A Duke asks The International Detective Agency to help find his daughter who has been kidnapped, but this is a trap from agents keen on getting hold of the "blue letters" which the agency has received. For this story Tommy imitates the style of the blind detective Thornley Colton and this persona has a bearing on the solution of the case.

Plot summary

(may contain spoilers - click on expand to read)

Tommy receives a phone call from Mr. Carter warning him and Tuppence that the people connected with the Russian letters on blue paper have become aware that they have taken Blunt's place and to expect developments any time soon. Tommy suggests Tuppence waits in the safety of their home but she refuses. To pass over the quiet time that the agency is currently experiencing, Tommy suggests in exercise in following the methods of the blind detective Thornley Colton. He dons a pair of black eyeshades and practises (badly) his awareness of his surroundings by use of his other senses. Tommy decides he and Tuppence will go for lunch at the Blitz hotel in order that he can practise further in the surroundings of the restaurant.

At the Blitz, they are soon joined by two men who have been observing the pair and say that the Blunt's have been pointed out to them, although one of them confesses that he didn't know that Theodore Blunt was blind. They were on the way to see them but were told they were out to lunch and by coincidence have stopped at the same place. One of the men introduces himself as the Duke of Blairgowrie and his friend is Captain Harker. The Duke's daughter has been kidnapped "under somewhat peculiar circumstances" which mean that he cannot call in the police and he wants the Blunts to accompany them to his house immediately. Tommy agrees but not before he has drunk a cup of coffee and given Tuppence instructions for a meal at the hotel tomorrow that he is having with the French Prefect of Police. That done, they leave with Tommy and the Duke taking a different car to that of Captain Harker and Tuppence.

It is a trap and the "Duke" is in reality connected with the Russian letters. He prods a pistol at Tommy and takes him to a hideout where he is bound to a chair while the "Duke" gloats over him. He tells Tommy that the floor of the room they are in is metal and now electrified. Even though he is blind, he is going to make Tommy walk across the floor. If he steps on a contact point, he will die. He hands him his white cane and unties him and the "game" is about to commence. Tommy coolly takes out a cigarette and match but he has anticipated the trap and instead lights a magnesium wire he is carrying. The flare blinds the "Duke" who lowers his pistol and then he finds himself at the point of Tommy's cane – in reality, a swordstick. Tommy reveals that his dark shades were actually false and he has been able to see all the time. The "Duke" springs forward with rage and steps on a contact point, dying instantly. Tommy escapes the house and rings Tuppence from a call box. She is safe. Tommy's order at the hotel were codewords from Clinton H. Stagg's stories for Albert to fetch help. Albert tailed Tuppence and he and the police freed her from "Captain Harker".

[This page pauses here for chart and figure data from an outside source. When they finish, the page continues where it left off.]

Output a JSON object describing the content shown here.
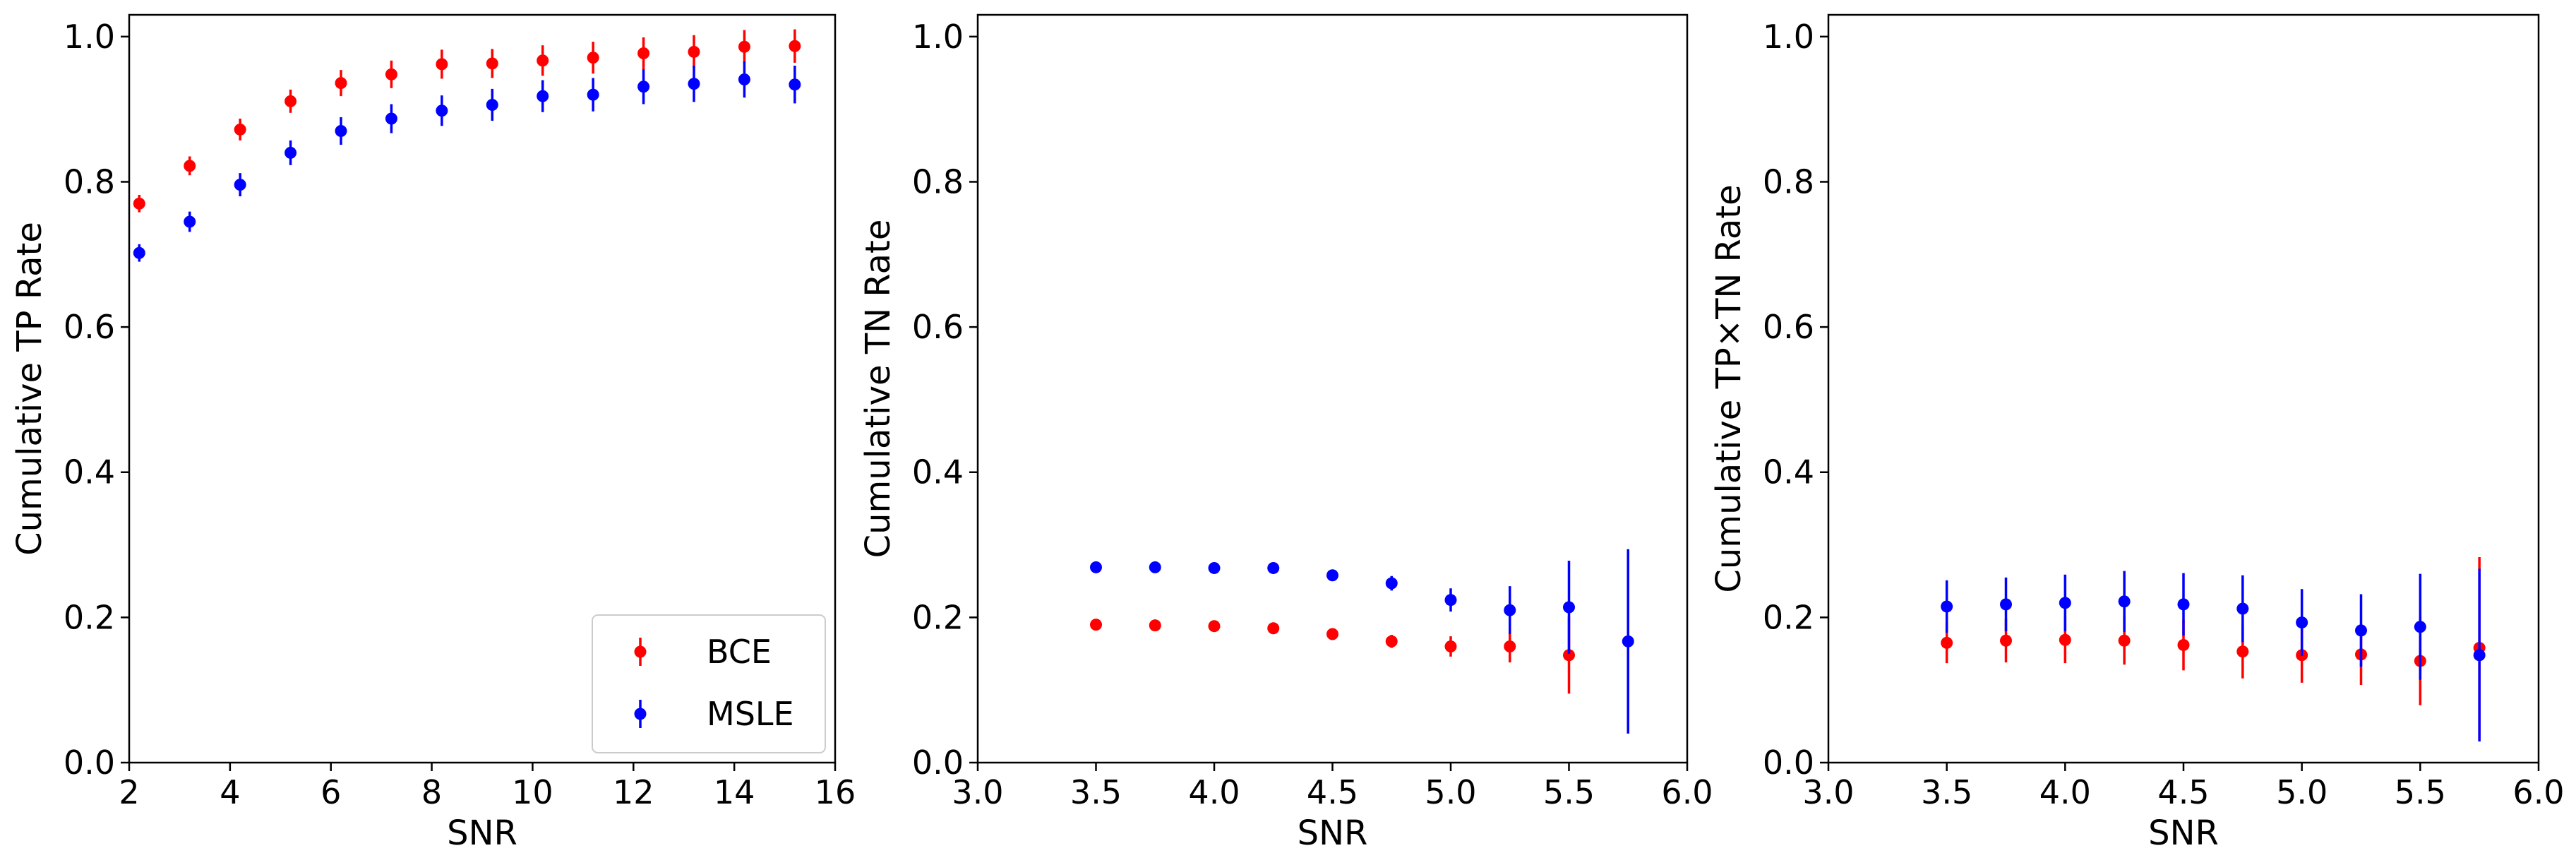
{
  "colors": {
    "bce": "#ff0000",
    "msle": "#0000ff",
    "axes": "#000000",
    "background": "#ffffff"
  },
  "chart_data": [
    {
      "type": "scatter",
      "title": "",
      "xlabel": "SNR",
      "ylabel": "Cumulative TP Rate",
      "xlim": [
        2,
        16
      ],
      "ylim": [
        0,
        1.03
      ],
      "xticks": [
        "2",
        "4",
        "6",
        "8",
        "10",
        "12",
        "14",
        "16"
      ],
      "yticks": [
        "0.0",
        "0.2",
        "0.4",
        "0.6",
        "0.8",
        "1.0"
      ],
      "grid": false,
      "legend": {
        "placement": "lower-right",
        "entries": [
          "BCE",
          "MSLE"
        ]
      },
      "series": [
        {
          "name": "BCE",
          "x": [
            2.2,
            3.2,
            4.2,
            5.2,
            6.2,
            7.2,
            8.2,
            9.2,
            10.2,
            11.2,
            12.2,
            13.2,
            14.2,
            15.2
          ],
          "y": [
            0.77,
            0.822,
            0.872,
            0.911,
            0.936,
            0.948,
            0.962,
            0.963,
            0.967,
            0.971,
            0.977,
            0.979,
            0.986,
            0.987
          ],
          "yerr": [
            0.012,
            0.013,
            0.015,
            0.016,
            0.018,
            0.019,
            0.02,
            0.02,
            0.021,
            0.022,
            0.022,
            0.023,
            0.023,
            0.023
          ]
        },
        {
          "name": "MSLE",
          "x": [
            2.2,
            3.2,
            4.2,
            5.2,
            6.2,
            7.2,
            8.2,
            9.2,
            10.2,
            11.2,
            12.2,
            13.2,
            14.2,
            15.2
          ],
          "y": [
            0.702,
            0.745,
            0.796,
            0.84,
            0.87,
            0.887,
            0.898,
            0.906,
            0.918,
            0.92,
            0.931,
            0.935,
            0.941,
            0.934
          ],
          "yerr": [
            0.012,
            0.014,
            0.016,
            0.017,
            0.019,
            0.02,
            0.021,
            0.022,
            0.022,
            0.023,
            0.024,
            0.025,
            0.025,
            0.026
          ]
        }
      ]
    },
    {
      "type": "scatter",
      "title": "",
      "xlabel": "SNR",
      "ylabel": "Cumulative TN Rate",
      "xlim": [
        3.0,
        6.0
      ],
      "ylim": [
        0,
        1.03
      ],
      "xticks": [
        "3.0",
        "3.5",
        "4.0",
        "4.5",
        "5.0",
        "5.5",
        "6.0"
      ],
      "yticks": [
        "0.0",
        "0.2",
        "0.4",
        "0.6",
        "0.8",
        "1.0"
      ],
      "grid": false,
      "series": [
        {
          "name": "BCE",
          "x": [
            3.5,
            3.75,
            4.0,
            4.25,
            4.5,
            4.75,
            5.0,
            5.25,
            5.5
          ],
          "y": [
            0.19,
            0.189,
            0.188,
            0.185,
            0.177,
            0.167,
            0.16,
            0.16,
            0.148
          ],
          "yerr": [
            0.005,
            0.006,
            0.006,
            0.007,
            0.008,
            0.009,
            0.014,
            0.022,
            0.053
          ]
        },
        {
          "name": "MSLE",
          "x": [
            3.5,
            3.75,
            4.0,
            4.25,
            4.5,
            4.75,
            5.0,
            5.25,
            5.5,
            5.75
          ],
          "y": [
            0.269,
            0.269,
            0.268,
            0.268,
            0.258,
            0.247,
            0.224,
            0.21,
            0.214,
            0.167
          ],
          "yerr": [
            0.005,
            0.005,
            0.006,
            0.006,
            0.007,
            0.01,
            0.016,
            0.033,
            0.064,
            0.127
          ]
        }
      ]
    },
    {
      "type": "scatter",
      "title": "",
      "xlabel": "SNR",
      "ylabel": "Cumulative TP×TN Rate",
      "xlim": [
        3.0,
        6.0
      ],
      "ylim": [
        0,
        1.03
      ],
      "xticks": [
        "3.0",
        "3.5",
        "4.0",
        "4.5",
        "5.0",
        "5.5",
        "6.0"
      ],
      "yticks": [
        "0.0",
        "0.2",
        "0.4",
        "0.6",
        "0.8",
        "1.0"
      ],
      "grid": false,
      "series": [
        {
          "name": "BCE",
          "x": [
            3.5,
            3.75,
            4.0,
            4.25,
            4.5,
            4.75,
            5.0,
            5.25,
            5.5,
            5.75
          ],
          "y": [
            0.165,
            0.168,
            0.169,
            0.168,
            0.162,
            0.153,
            0.148,
            0.149,
            0.14,
            0.158
          ],
          "yerr": [
            0.028,
            0.03,
            0.032,
            0.033,
            0.035,
            0.037,
            0.038,
            0.042,
            0.061,
            0.125
          ]
        },
        {
          "name": "MSLE",
          "x": [
            3.5,
            3.75,
            4.0,
            4.25,
            4.5,
            4.75,
            5.0,
            5.25,
            5.5,
            5.75
          ],
          "y": [
            0.215,
            0.218,
            0.22,
            0.222,
            0.218,
            0.212,
            0.193,
            0.182,
            0.187,
            0.148
          ],
          "yerr": [
            0.036,
            0.037,
            0.039,
            0.042,
            0.043,
            0.046,
            0.046,
            0.05,
            0.073,
            0.119
          ]
        }
      ]
    }
  ]
}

Parody of a fictional detective

The style is that Clinton H. Stagg's stories about the blind detective Thornley Colton. Tommy does pretend to be blind and this is an important plot point.

References or Allusions

References to actual history, geography and current science

The Blitz Hotel is a play on words on London's Ritz Hotel. Christie uses the same location (and the same name for it) in the 1925 novel The Secret of Chimneys. But the actual Ritz is mentioned in The Sunningdale Mystery.